▶️ À Agde, une affaire pour le moins insolite a attiré l’attention de la justice : Rémi, un chat jugé trop envahissant, a valu à sa propriétaire une amende initiale de 1 250 euros, finalement réduite à 100 euros. Retour sur une histoire qui interroge.
Une présence jugée envahissante
Depuis plusieurs mois, les voisins se plaignaient des visites répétées de Rémi dans leur propriété.
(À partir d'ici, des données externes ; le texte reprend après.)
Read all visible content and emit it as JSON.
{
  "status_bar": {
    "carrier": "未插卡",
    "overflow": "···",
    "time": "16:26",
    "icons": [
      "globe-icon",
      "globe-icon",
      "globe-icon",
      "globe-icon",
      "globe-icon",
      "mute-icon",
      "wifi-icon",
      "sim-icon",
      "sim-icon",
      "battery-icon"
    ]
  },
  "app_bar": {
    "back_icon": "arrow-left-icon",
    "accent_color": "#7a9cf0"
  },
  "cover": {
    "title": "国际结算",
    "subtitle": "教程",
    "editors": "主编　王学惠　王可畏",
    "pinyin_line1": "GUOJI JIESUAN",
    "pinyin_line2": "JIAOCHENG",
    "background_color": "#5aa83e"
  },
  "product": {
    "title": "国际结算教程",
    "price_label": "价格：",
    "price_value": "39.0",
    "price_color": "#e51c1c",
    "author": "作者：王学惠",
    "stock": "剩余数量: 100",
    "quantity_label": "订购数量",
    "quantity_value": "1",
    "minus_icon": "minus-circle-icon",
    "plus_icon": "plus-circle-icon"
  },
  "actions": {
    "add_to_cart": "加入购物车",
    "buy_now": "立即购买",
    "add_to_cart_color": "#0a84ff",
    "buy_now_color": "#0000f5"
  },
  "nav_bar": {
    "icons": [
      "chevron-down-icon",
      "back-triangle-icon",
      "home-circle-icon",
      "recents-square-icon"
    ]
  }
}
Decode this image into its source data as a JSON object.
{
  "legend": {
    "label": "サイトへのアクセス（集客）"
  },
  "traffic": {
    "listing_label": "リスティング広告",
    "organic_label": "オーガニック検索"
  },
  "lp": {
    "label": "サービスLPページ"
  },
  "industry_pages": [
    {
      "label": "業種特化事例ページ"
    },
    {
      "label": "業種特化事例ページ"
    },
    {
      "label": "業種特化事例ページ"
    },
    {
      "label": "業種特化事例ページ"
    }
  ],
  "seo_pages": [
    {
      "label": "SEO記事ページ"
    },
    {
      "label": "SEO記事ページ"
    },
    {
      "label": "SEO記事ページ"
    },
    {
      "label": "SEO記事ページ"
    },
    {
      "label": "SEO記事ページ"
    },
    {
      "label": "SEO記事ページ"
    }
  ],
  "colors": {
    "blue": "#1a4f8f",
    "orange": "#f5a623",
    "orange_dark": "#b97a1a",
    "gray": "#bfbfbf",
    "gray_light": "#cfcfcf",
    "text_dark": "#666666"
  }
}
Le félin, habitué à vagabonder librement, pénétrait régulièrement chez eux, provoquant tensions et agacement. Estimant que ces intrusions étaient devenues problématiques, ils ont décidé de porter l’affaire devant la justice.
Une responsabilité qui incombe au propriétaire
Face à la situation, les juges ont rappelé un principe clair : les animaux domestiques restent sous la responsabilité de leur propriétaire. Même si un chat est par nature indépendant, ses déplacements peuvent engager la responsabilité de celui qui en a la garde, notamment en cas de troubles répétés du voisinage.
Une sanction revue à la baisse
Si la sanction initiale de 1 250 euros a été jugée excessive, elle n’a pas été totalement annulée. La justice a finalement ramené l’amende à 100 euros, estimant qu’il y avait bien un trouble, mais que la pénalité devait rester proportionnée.
Une décision qui fait débat
Cette affaire relance la question de la liberté des chats et des limites de la responsabilité des propriétaires. Entre le respect du voisinage et la nature même de ces animaux, la frontière reste parfois difficile à tracer.